Calamari-OCR / calamari

Line based ATR Engine based on OCRopy
Apache License 2.0
1.04k stars 209 forks source link

calmari/1.0: Fix 1.0.x models for Python 3.11 #348

Open mikegerber opened 10 months ago

mikegerber commented 10 months ago

We have old 1.0.x models that wouldn't run using the Calamari 1.0.x branch on Python 3.11, as the replacements use regexen now considered invalid in Python 3.11:

re.error: global flags not at the start of the expression at position 3

E.g. in our 0.ckpt.json:

            {
              "old": "\\s+(?u)",
              "new": " ",
              "regex": true
            },
            {
              "old": "\\n(?u)",
              "regex": true
            },
            {
              "old": "^\\s+(?u)",
              "regex": true
            },
            {
              "old": "\\s+$(?u)",
              "regex": true
            }

The global (?u) regex flag needs to go in front. This script fixes it: https://github.com/OCR-D/ocrd_calamari/blob/master/ocrd_calamari/fix_calamari1_model.py

The question is if you want this "upgrading" procedure to go into the 1.0 branch's modeling loading code?

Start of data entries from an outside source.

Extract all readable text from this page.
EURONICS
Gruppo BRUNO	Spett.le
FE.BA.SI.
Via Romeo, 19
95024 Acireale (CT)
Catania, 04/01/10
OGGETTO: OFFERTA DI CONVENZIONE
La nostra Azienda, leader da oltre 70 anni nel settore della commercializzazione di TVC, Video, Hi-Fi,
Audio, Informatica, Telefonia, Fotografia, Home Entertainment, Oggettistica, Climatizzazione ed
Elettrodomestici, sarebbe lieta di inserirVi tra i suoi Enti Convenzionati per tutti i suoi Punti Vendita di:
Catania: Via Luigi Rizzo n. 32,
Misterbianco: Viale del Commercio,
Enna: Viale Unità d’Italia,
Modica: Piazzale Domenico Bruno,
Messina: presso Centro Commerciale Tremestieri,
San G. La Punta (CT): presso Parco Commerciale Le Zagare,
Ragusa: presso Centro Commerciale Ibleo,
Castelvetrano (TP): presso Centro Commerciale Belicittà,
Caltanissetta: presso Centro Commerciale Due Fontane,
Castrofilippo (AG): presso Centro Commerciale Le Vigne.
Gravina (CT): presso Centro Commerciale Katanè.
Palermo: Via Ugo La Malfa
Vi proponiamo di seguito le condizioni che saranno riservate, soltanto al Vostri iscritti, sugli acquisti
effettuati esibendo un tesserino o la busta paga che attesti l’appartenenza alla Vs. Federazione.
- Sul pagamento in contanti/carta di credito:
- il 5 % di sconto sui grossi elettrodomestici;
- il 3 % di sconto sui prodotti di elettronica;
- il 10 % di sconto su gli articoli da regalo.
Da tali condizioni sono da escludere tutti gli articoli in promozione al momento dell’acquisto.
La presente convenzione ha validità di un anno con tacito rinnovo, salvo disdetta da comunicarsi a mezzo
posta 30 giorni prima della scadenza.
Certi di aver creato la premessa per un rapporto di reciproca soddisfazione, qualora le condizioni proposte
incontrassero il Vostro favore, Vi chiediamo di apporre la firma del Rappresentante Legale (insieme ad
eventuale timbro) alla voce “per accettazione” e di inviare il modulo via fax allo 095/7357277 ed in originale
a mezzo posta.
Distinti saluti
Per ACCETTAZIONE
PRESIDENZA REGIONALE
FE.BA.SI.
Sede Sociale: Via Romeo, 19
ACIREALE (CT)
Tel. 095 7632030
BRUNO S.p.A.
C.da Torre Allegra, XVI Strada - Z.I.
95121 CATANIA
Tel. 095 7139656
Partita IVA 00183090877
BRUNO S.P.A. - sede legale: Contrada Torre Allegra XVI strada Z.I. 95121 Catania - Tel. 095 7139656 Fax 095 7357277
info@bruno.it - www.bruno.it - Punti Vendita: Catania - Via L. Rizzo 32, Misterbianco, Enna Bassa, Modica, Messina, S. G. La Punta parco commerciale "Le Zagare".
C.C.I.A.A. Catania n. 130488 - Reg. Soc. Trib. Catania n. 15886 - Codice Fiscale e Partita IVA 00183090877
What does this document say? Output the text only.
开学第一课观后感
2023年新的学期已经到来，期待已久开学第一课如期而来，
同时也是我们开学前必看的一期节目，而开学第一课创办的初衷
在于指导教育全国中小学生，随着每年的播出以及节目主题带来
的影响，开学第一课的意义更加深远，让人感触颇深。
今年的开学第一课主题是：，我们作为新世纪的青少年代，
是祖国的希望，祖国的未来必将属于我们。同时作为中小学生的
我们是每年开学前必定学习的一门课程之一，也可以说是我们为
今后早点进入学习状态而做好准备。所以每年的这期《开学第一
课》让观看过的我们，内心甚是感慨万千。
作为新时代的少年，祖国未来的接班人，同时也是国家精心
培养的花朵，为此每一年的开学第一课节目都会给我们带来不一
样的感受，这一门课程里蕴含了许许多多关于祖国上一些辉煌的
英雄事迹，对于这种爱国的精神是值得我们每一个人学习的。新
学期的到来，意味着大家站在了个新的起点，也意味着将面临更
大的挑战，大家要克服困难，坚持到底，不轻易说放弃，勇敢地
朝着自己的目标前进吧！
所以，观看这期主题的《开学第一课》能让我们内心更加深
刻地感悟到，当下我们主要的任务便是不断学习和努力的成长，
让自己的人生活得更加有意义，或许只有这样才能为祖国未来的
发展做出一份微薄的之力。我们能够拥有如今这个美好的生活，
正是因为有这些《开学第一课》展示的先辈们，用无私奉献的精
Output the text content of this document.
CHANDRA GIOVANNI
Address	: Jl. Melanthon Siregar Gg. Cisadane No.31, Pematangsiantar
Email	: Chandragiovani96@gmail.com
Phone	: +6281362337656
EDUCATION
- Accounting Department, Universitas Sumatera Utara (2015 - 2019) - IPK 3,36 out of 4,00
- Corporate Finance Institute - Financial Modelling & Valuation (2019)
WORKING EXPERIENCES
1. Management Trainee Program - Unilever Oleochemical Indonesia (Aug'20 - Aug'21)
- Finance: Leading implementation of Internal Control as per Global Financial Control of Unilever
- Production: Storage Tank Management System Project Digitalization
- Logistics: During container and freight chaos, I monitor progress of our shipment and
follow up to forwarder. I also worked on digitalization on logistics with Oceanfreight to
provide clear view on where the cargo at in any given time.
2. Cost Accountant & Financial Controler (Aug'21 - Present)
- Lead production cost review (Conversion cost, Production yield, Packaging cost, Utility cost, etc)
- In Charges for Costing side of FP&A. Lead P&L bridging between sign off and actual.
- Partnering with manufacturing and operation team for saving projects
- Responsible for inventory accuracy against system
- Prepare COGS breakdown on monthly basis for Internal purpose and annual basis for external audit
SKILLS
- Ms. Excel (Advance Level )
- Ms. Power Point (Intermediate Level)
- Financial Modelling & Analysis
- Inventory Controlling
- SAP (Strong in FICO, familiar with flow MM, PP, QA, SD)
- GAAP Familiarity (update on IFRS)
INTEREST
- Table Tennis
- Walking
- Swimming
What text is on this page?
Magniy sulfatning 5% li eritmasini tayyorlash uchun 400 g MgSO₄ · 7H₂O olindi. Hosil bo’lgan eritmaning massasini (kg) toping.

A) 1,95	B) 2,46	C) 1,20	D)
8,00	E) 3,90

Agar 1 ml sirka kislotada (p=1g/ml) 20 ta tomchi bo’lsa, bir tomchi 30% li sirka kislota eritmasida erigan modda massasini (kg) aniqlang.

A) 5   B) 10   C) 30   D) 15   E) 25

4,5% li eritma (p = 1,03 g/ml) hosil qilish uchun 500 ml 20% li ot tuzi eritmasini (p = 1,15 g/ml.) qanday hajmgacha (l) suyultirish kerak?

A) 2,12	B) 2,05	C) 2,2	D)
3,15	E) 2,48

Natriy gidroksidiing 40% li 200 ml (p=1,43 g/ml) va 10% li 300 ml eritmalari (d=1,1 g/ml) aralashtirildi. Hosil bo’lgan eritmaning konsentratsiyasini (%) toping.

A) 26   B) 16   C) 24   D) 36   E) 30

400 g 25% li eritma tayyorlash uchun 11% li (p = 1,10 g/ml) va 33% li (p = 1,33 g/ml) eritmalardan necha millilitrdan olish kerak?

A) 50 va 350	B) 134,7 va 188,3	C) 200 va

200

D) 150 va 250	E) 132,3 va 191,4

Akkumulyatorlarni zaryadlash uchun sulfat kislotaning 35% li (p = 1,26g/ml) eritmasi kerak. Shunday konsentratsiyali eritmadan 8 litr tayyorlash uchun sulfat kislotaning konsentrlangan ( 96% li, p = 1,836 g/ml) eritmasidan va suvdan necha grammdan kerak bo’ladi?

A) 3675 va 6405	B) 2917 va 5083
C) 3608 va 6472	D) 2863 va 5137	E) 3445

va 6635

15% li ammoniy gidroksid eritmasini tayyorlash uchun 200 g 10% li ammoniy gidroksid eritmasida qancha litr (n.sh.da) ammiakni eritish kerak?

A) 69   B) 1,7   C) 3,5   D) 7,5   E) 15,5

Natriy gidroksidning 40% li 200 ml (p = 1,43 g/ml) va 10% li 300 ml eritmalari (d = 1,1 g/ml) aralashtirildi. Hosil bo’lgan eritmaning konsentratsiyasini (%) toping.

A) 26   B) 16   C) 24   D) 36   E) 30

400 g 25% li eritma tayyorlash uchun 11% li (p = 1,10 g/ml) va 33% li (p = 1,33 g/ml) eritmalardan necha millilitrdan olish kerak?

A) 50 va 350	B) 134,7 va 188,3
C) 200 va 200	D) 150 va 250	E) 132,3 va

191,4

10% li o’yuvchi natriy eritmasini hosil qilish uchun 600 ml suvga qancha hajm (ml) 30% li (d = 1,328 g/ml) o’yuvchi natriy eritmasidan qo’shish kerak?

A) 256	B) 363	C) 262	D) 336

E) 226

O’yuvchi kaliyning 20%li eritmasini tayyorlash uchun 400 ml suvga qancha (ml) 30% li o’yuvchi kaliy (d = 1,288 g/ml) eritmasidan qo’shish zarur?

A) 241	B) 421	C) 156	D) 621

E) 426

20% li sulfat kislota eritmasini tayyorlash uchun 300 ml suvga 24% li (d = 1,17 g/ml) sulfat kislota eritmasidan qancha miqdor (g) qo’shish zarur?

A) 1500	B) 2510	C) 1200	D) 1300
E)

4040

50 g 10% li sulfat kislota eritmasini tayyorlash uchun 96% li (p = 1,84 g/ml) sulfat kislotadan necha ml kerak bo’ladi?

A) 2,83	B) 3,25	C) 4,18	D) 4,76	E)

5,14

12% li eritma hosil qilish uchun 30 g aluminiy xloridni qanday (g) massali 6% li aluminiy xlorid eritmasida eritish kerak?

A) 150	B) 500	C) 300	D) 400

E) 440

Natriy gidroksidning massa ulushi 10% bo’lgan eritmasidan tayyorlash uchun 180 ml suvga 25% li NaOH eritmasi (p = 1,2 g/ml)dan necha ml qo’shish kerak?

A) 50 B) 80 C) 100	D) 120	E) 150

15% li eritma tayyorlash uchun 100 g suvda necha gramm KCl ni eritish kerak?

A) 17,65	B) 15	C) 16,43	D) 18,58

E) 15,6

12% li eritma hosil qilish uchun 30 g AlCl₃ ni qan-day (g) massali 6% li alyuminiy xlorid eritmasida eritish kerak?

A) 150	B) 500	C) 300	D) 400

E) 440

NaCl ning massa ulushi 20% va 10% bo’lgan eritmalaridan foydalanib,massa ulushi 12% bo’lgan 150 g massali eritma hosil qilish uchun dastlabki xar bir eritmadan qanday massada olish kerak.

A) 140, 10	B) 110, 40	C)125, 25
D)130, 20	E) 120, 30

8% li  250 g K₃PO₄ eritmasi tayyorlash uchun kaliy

(I haven't checked any other 1.0 models, but I am somewhat sure that these replacements weren't customized by us and came from Calamari itself.)

mikegerber commented 10 months ago

Related issue in ocrd_calamari is here: https://github.com/OCR-D/ocrd_calamari/issues/91

andbue commented 10 months ago

Hi @mikegerber, I've just made two commits to the 1.0 branch: the first is trying to fix the regex problem and the second to make all the tests run without warning. Could you please test if this works with ocrd_calamari?

mikegerber commented 10 months ago

Hi @mikegerber, I've just made two commits to the 1.0 branch: the first is trying to fix the regex problem and the second to make all the tests run without warning. Could you please test if this works with ocrd_calamari?

Unfortunately this only got called for the default parameters, not the ones read from the model on disk. I've had another look and opened PR #349. That PR fixes the issue for me!

mikegerber commented 10 months ago

(I have 2 other issues with 1.0.x - more NumPy noise and another small issue with noise in the output. If you want to release another 1.0.x version maybe wait a little bit, I still need to investigate if it's Calamari or ocrd_calamari.)

andbue commented 10 months ago

Thanks a lot – I didn't have an old model so I was just guessing where to fix the regexes... If you have any other suggestions, I'll gladly include them in the 1.0.7 release!

mikegerber commented 10 months ago

Yeah I should have linked our historic model so you can reproduce :)

If you need a working model for 1.0 in the future: https://qurator-data.de/calamari-models/GT4HistOCR/2019-12-11T11_10+0100/model.tar.xz

(only for old prints/Fraktur)

mikegerber commented 10 months ago

If you have any other suggestions, I'll gladly include them in the 1.0.7 release!

I'll try to debug today!

mikegerber commented 10 months ago

The other issues:

So I think you could release 1.0.7 when #350 is merged and this issue can be closed too :)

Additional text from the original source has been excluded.